Entropy of liquid water and water vapor

[jjand]

Homework Statement

1- Use the thermodynamic table to establish an equation giving the molar entropy of liquid water as a function of temperature. Do the same for water vapor.

2- Use these equations to calculate the entropy of vaporization and the enthalpy of vaporization.

3- From the enthalpy of vaporization of water calculate the total heat transfer, Qwater, when 2 moles of water vapor at 100°C and 1 atm is cooled down to 50°C at constant pressure.

Homework Equations

dS = Q/T = Cp*dT/T
dG = dH - TdS
Thermodynamic Constants table is attached

The Attempt at a Solution

I figured I could just put into the dS equation the values for each respective Cp, then integrate and get deltaS = 75.291*ln(T2/298) for example with liquid water, using 298K for T1 as that is what the Cp value is quoted at. The question doesn't give any other temperatures and it doesn't seem to make sense to me to find a specific entropy, but instead a change in entropy, but maybe I'm thinking this through wrong.

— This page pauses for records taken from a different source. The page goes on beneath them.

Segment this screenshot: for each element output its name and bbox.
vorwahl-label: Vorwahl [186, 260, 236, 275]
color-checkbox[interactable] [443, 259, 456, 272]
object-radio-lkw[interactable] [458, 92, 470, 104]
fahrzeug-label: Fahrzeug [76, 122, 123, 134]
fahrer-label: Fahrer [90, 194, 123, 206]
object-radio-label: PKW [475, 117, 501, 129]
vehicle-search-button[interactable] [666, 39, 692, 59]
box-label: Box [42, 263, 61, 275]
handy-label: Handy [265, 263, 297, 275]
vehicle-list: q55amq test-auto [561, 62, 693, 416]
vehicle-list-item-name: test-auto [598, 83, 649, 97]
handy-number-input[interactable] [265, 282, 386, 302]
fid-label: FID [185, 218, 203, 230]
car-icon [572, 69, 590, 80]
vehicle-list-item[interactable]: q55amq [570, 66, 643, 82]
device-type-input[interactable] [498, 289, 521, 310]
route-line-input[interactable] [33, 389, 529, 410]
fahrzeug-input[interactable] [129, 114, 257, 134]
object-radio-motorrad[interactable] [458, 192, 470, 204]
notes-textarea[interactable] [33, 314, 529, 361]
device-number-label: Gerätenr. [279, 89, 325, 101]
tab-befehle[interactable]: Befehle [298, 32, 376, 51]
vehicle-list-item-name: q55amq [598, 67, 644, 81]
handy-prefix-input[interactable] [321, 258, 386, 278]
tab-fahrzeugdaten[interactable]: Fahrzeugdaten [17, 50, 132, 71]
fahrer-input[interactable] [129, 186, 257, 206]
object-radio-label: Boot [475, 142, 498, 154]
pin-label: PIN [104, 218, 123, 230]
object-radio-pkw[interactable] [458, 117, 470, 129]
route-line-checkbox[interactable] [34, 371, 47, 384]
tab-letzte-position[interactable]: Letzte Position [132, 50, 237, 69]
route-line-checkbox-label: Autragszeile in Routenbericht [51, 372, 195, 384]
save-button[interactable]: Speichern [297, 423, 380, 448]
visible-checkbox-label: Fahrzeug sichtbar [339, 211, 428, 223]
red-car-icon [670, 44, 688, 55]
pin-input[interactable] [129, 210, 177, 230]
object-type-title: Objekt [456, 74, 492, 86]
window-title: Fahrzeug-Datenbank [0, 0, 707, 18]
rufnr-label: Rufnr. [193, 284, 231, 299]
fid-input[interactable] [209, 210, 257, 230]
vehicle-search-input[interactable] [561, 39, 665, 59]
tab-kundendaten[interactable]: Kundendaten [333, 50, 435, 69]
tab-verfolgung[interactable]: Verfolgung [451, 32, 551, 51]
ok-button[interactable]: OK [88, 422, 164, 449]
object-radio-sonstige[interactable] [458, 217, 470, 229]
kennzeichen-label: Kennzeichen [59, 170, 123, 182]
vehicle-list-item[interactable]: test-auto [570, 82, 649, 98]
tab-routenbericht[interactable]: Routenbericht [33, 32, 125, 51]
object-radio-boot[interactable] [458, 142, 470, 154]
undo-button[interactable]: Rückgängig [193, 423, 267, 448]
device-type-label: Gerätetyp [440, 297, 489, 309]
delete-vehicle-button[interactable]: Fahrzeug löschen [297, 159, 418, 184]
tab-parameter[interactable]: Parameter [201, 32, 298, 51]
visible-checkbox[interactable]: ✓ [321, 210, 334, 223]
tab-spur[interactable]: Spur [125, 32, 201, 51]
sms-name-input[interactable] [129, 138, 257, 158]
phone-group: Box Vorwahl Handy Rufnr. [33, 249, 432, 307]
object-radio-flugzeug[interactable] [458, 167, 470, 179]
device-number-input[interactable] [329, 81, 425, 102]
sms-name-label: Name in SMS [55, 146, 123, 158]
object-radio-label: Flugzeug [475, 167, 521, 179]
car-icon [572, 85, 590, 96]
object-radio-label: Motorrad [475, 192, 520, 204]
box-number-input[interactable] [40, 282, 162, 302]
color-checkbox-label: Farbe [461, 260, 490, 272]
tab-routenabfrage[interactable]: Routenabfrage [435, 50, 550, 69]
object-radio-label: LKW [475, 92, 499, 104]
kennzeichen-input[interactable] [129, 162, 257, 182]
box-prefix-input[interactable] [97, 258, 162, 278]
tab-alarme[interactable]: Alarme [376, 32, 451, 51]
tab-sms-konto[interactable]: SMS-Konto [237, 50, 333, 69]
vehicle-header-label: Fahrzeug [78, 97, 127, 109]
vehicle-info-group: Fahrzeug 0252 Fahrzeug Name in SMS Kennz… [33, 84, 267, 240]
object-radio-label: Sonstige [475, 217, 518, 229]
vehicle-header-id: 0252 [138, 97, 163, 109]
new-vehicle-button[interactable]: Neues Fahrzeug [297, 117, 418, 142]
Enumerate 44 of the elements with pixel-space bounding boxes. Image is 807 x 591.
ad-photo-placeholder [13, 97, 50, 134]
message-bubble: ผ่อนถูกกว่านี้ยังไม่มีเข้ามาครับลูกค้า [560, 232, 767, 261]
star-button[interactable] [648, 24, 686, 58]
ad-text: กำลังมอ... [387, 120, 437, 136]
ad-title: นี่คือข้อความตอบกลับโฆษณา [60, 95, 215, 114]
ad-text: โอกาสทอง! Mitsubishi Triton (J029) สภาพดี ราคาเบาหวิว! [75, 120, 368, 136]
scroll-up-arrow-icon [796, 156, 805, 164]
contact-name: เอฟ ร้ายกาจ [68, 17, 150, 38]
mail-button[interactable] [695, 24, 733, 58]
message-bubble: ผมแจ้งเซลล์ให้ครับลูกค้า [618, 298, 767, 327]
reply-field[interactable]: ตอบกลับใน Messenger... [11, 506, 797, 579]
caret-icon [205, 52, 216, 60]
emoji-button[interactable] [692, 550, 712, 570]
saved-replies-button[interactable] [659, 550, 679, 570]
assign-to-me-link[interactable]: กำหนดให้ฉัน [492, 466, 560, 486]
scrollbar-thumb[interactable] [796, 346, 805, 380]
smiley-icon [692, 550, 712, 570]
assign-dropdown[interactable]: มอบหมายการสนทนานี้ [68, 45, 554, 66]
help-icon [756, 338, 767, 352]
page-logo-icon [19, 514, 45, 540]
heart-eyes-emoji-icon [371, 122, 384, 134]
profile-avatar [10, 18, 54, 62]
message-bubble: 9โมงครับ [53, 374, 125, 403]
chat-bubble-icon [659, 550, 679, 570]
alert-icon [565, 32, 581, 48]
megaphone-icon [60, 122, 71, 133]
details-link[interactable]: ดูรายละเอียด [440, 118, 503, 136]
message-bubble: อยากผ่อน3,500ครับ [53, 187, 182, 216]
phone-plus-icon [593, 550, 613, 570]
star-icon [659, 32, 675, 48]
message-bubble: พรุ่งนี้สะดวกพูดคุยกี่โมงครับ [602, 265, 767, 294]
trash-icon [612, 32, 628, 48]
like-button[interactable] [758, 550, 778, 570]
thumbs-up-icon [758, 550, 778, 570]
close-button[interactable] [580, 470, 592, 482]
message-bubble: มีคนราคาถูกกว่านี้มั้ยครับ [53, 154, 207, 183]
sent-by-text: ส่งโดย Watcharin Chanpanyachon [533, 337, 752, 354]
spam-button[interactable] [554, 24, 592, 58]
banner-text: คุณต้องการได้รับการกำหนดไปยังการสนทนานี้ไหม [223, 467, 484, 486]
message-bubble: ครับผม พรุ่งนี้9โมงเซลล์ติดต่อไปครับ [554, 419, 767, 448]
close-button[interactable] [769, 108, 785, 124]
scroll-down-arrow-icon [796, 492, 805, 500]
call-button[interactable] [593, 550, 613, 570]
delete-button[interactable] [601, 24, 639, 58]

Once I get the first question I know the entropy of vaporization would just be the difference of the individual entropies and the enthalpy of vaporization would be just using the dG equation with dG = 0, but I can't get to this one without figuring out the first one.

 

[rude man]

1. Δs = Δq/T = Δh/T since Δp = 0. Then s = s0 + Δs(T).

2. ΔG = 0 for phase change = ΔH - T*ΔS. So you use the G column to determine your enthalpy of vaporization ΔH. Then all you need is Cp for kquid water & vapor.

3. Should be able to handle this part now.

PS - I myself am confused about the reference temperature the table assumes for s = 0 and h = 0. I calculated very different values of T0.

 

[jjand]

Where did the s = s0 + Δs(T) equation come from?

 

[rude man]

s = 69.9 at T = 298.15K. You are to find s(T) at p = 1 atmosphere.
The change in entropy of water from any temperature between freezing and steam will be
Δs = ∫dq/T integrated from 298.15 to T, 273.15 < T < 373.15.
But dq = dh = cp*dT. So the integral becomes
s(T) = s0 + cp*ln(T/298.15) with cp = 75.3 and s0 = 69.9 per the table. s0 is the constant of integration. Note that at T = 298.15, s = 69.9 as the table says.

I still have no idea why they use s = 69.9 as the entropy at T = 298.15.

 

[paranormal]

Your approach to finding the entropy of liquid water and water vapor using the thermodynamic table is correct. The equation dS = Q/T = Cp*dT/T can be used to calculate the change in entropy as long as the process is reversible and the temperature remains constant. In this case, since we are given a range of temperatures, we can use the integral form of the equation, as you have done, to find the change in entropy.

To find the entropy of vaporization, we can subtract the entropy of liquid water from the entropy of water vapor at the same temperature. This will give us the change in entropy during the phase change. Similarly, the enthalpy of vaporization can be found by subtracting the enthalpy of liquid water from the enthalpy of water vapor at the same temperature.

To calculate the total heat transfer, Qwater, we can use the enthalpy of vaporization and the given temperatures. We know that the enthalpy of vaporization is equal to the amount of heat required to vaporize one mole of water at a given temperature and pressure. Since we have 2 moles of water vapor at 100°C and 1 atm, we can use the enthalpy of vaporization to find the total heat transfer required to cool the water vapor to 50°C at constant pressure.

In summary, by using the thermodynamic table and the equations provided, we can find the entropy of liquid water and water vapor, as well as the entropy and enthalpy of vaporization. We can also use these values to calculate the total heat transfer required in a given process.